I'm not singling you out. I become very scrupulous over claims that I have some "need" that I was not aware of, and I prefer they are wrong.
Agaetis Byrjun Endalaust
#15 - 2013-01-21 11:51:00 UTC
Momma told me "don't feed the troll" but you're really a clueless troll Lol

search the dictionary for "blamished" "flawed" and most of all for "RMA". You could end up being wiser than now, not that it's so hard but meh..... my 2 cents

Also reading the first sentence of this thread should answer this

Quote:
I think it's fair to say this topic was meant to make me think I should do the same thing to my CPU.

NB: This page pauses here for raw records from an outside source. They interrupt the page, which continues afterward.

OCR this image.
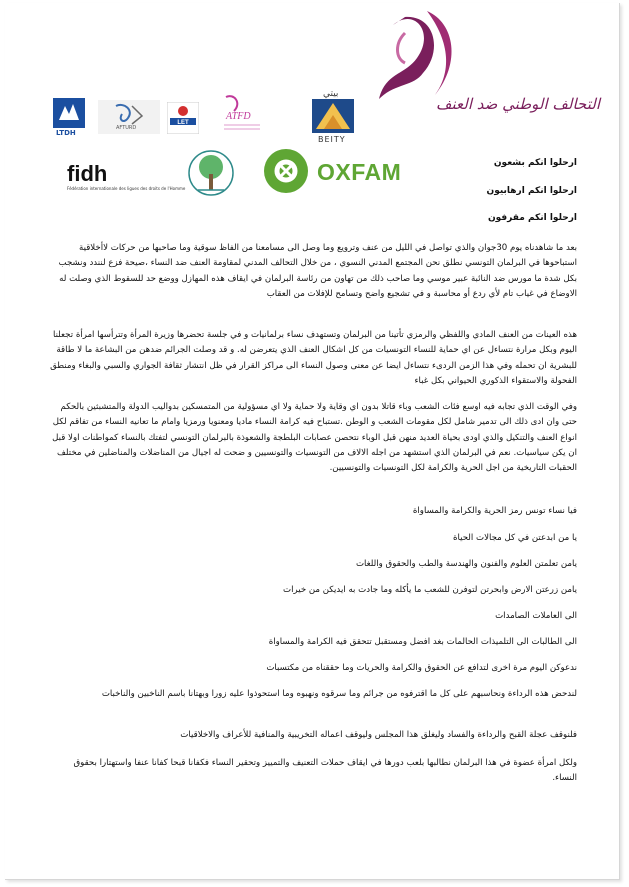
التحالف الوطني ضد العنف
LTDH
AFTURD
LET
ATFD
بيتي
BEITY
fidh
Fédération internationale des ligues des droits de l'Homme
OXFAM	ارحلوا انكم بشعون
ارحلوا انكم ارهابيون
ارحلوا انكم مقرفون

بعد ما شاهدناه يوم 30جوان والذي تواصل في الليل من عنف وترويع وما وصل الى مسامعنا من الفاظ سوقية وما صاحبها من حركات لاأخلاقية استباحوها في البرلمان التونسي نطلق نحن المجتمع المدني النسوي ، من خلال التحالف المدني لمقاومة العنف ضد النساء ،صيحة فزع لنندد ونشجب بكل شدة ما مورس ضد النائبة عبير موسي وما صاحب ذلك من تهاون من رئاسة البرلمان في ايقاف هذه المهازل ووضع حد للسقوط الذي وصلت له الاوضاع في غياب تام لأي ردع أو محاسبة و في تشجيع واضح وتسامح للإفلات من العقاب

هذه العينات من العنف المادي واللفظي والرمزي تأتينا من البرلمان وتستهدف نساء برلمانيات و في جلسة تحضرها وزيرة المرأة وتترأسها امرأة تجعلنا اليوم وبكل مرارة نتساءل عن اي حماية للنساء التونسيات من كل اشكال العنف الذي يتعرضن له. و قد وصلت الجرائم ضدهن من البشاعة ما لا طاقة للبشرية ان تحمله وفي هذا الزمن الردىء نتساءل ايضا عن معنى وصول النساء الى مراكز القرار في ظل انتشار ثقافة الجواري والسبي والبغاء ومنطق الفحولة والاستقواء الذكوري الحيواني بكل غباء

وفي الوقت الذي تجابه فيه اوسع فئات الشعب وباء قاتلا بدون اي وقاية ولا حماية ولا اي مسؤولية من المتمسكين بدواليب الدولة والمتشبثين بالحكم حتى وان ادى ذلك الى تدمير شامل لكل مقومات الشعب و الوطن .تستباح فيه كرامة النساء ماديا ومعنويا ورمزيا وامام ما تعانيه النساء من تفاقم لكل انواع العنف والتنكيل والذي اودى بحياة العديد منهن قبل الوباء نتحصن عصابات البلطجة والشعوذة بالبرلمان التونسي لتفتك بالنساء كمواطنات اولا قبل ان يكن سياسيات. نعم في البرلمان الذي استشهد من اجله الالاف من التونسيات والتونسيين و ضحت له اجيال من المناضلات والمناضلين في مختلف الحقبات التاريخية من اجل الحرية والكرامة لكل التونسيات والتونسيين.

فيا نساء تونس رمز الحرية والكرامة والمساواة

يا من ابدعتن في كل مجالات الحياة

يامن تعلمتن العلوم والفنون والهندسة والطب والحقوق واللغات

يامن زرعتن الارض وابحرتن لتوفرن للشعب ما يأكله وما جادت به ايديكن من خيرات

الى العاملات الصامدات

الى الطالبات الى التلميذات الحالمات بغد افضل ومستقبل تتحقق فيه الكرامة والمساواة

ندعوكن اليوم مرة اخرى لتدافع عن الحقوق والكرامة والحريات وما حققناه من مكتسبات

لندحض هذه الرداءة ونحاسبهم على كل ما اقترفوه من جرائم وما سرقوه ونهبوه وما استحوذوا عليه زورا وبهتانا باسم الناخبين والناخبات

فلنوقف عجلة القبح والرداءة والفساد وليغلق هذا المجلس وليوقف اعماله التخريبية والمنافية للأعراف والاخلاقيات

ولكل امرأة عضوة في هذا البرلمان نطالبها بلعب دورها في ايقاف حملات التعنيف والتمييز وتحقير النساء فكفانا قبحا كفانا عنفا واستهتارا بحقوق النساء.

oh damn, I prolly fed the troll again Lol

__________________________ just because you're paranoid it doesn't mean they're not after you

Akita T
Caldari Navy Volunteer Task Force
#16 - 2013-01-21 14:19:40 UTC  |  Edited by: Akita T
Agaetis Byrjun Endalaust wrote:
The sensors are the same who were showing 80-85° C before the mod


The guys in the linked article say they screwed up a memory channel with their CPU mod on one of the tries. It is unlikely but conceivable that the temperature sensors might have gotten a bit decalibrated or mildly distorted, leading to less than accurate temperature readings after the mod (or, it might even be possible they were over-reporting before but under-reporting after the mod).
Barring an infrared camera measurement both before and after, you can not be completely certain of what those sensors are actually reporting, taking it more ballparky than exact.
Also, I can remember the older chats about IvyBridge overclocking, and the "doing it wrong" initial versions which resulted in overheating (something with a needed counter-intuitive voltage reduction to get the best overall results). Did you also keep the exact same overclocking settings ?

The point remains, the INITIAL temperatures you were getting were NOT ok, since you most likely had the misfortune of getting a chip with the TIM applied badly. If the TIM (as cheap as it was) would have been applied correctly to begin with, you would have noticed far less of a temperature drop after the change you made.
Could also be you're one of the lucky few where the exact shape of the IHS in combination with fresh thermal paste (and heck knows what other factors) got you well above-average results compared to the other such upgrades, basically, a lot of good luck after the initial bad luck.
So it could be that you went from an unusually bad to an unusually good situation, an extreme in both directions. Not certain, but possible.

Again, the point was that, given the non-negligible risk of damage to the CPU (and the voiding of the warranty), most people in your situation would have been better off RMAing the chip instead of trying to fix it themselves, even if the potential gains might end up being pretty huge.
Eternal Error
Doomheim
#17 - 2013-01-21 20:43:47 UTC
Ignoring the rest of the back and forth ITT, I think you guys are really off base if you think Intel would accept an RMA for a "high" temperature that's still sub-90C under full load WITH overclocking.
Rain6639
GoonWaffe
Goonswarm Federation
#18 - 2013-01-22 05:39:54 UTC
Eternal Error wrote:
Ignoring the rest of the back and forth ITT, I think you guys are really off base if you think Intel would accept an RMA for a "high" temperature that's still sub-90C under full load WITH overclocking.


totally feel you. though they might not like it, chances are they will authorize the exchange through the distributor before testing the item themselves.